Isaiah prophesied in chapter 53:5 saying, “he was pierced for our transgressions he was crushed for our iniquities; the punishment that brought us peace was on him, and by his wounds we are healed.”  On this day we remember; the last supper, the betrayal, the arrest, the mockery, the crown of thorns, the scourging, the long walk to Golgotha. Regularly we remember the broken bread representing His broken body; the cup of blessing representing His blood sealing the eternal covenant.  We call it communion remembering Jesus’ passion for us. His love for us compelled him to laid down his life for  you and I: to save, to resuscitate, to resurrect, to make a way by faith through grace once for all.   So we could all discover our belonging within ourselves and realize our belonging to God and others. Given a second chance to re-emerge new people with a new way of living.  What help us understand such a great love? 

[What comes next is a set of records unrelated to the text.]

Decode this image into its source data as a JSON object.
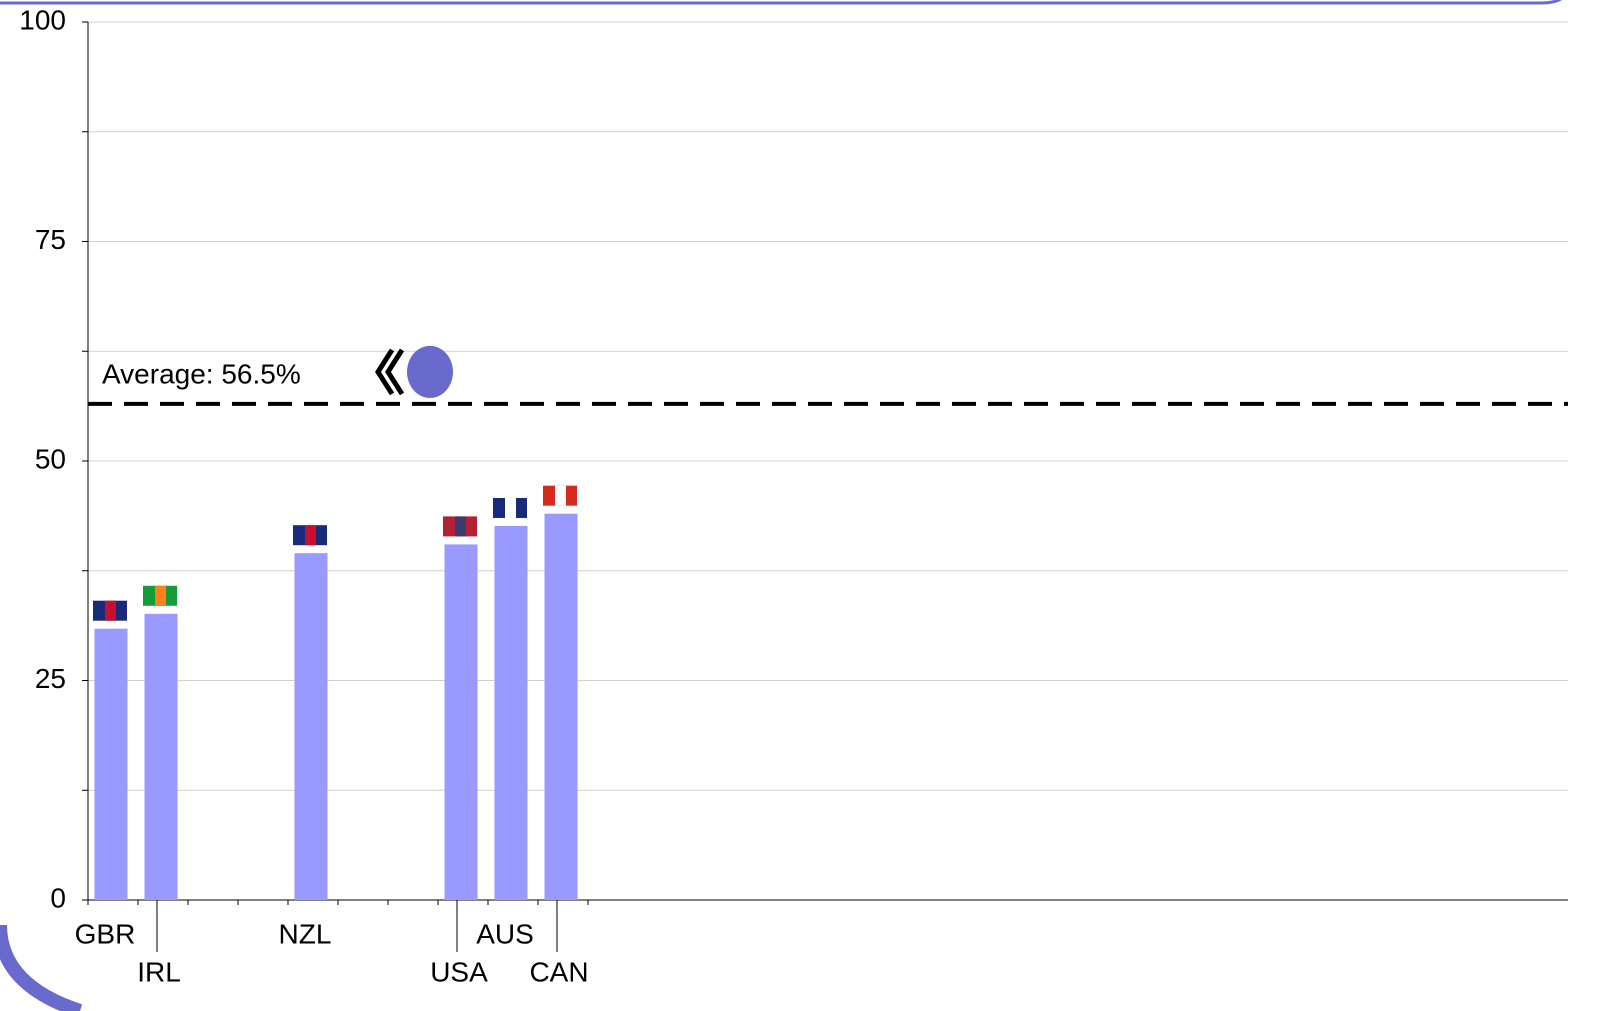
{
  "chart_data": {
    "type": "bar",
    "categories": [
      "GBR",
      "IRL",
      null,
      null,
      "NZL",
      null,
      null,
      "USA",
      "AUS",
      "CAN"
    ],
    "values": [
      30.9,
      32.6,
      null,
      null,
      39.5,
      null,
      null,
      40.5,
      42.6,
      44.0
    ],
    "color": "#9999ff",
    "ylim": [
      0,
      100
    ],
    "yticks": [
      0,
      25,
      50,
      75,
      100
    ],
    "minor_yticks": [
      12.5,
      37.5,
      62.5,
      87.5
    ],
    "grid": true,
    "average": {
      "value": 56.5,
      "label": "Average: 56.5%"
    }
  }
}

Communion is an important part of my spiritual life.   This may be because of my Catholic upbringing as Communion was the centerpiece of each Mass.  However, I had an experience of personal significance that took place one hot summer night in the little Baptist Church. The preacher had been preaching on the Blood of Jesus.  It was a powerful message. He said, “If you were the only person on the face of the earth, Christ would have died just for you.” The preacher finished the sermon and we sang a  hymn while the communion service commenced.  “What can wash away my sin…nothing but the blood of Jesus…What can make me whole again…? Nothing but the blood of Jesus… Oh! Precious is the flow that makes me white as snow… No other fount I know…Nothing but the blood of Jesus.  As I was holding the grape juice, my emotions got the best of me and a tear fell into the cup.  The reality of my tears mingled with the sacramental element helped me experience Christ in that present moment.  Over the years, this experience has held me when I doubted God’s love for me. Communion has never been the same.   I encourage you to find a Christian community this Easter. Go expecting.  Whenever two or three or more gather Jesus said in the midst of them I AM.   Communion with others and God opens us up to the reality of our belonging!

Love’s Compelling Beauty

CS Lewis said, “Good things as well as bad, you know, are caught by a kind of infection.  If you want to get warm you must stand near the fire:   if you want to be wet you must get into the water.  If you want joy, power, peace, eternal life, you must get close to, or even into the thing that has them.  They are a great fountain of energy and beauty spurting up at the very center of reality.  If you are close to it, the spray will wet you: if you are not, you will remain dry”.    What do you do to nurture your faith? How do you measure the strength of your relationship to God?   To know and be known by God sums up all that Jesus models for us. He clearly tells us how we can grow spiritually!  What is your next step of faith?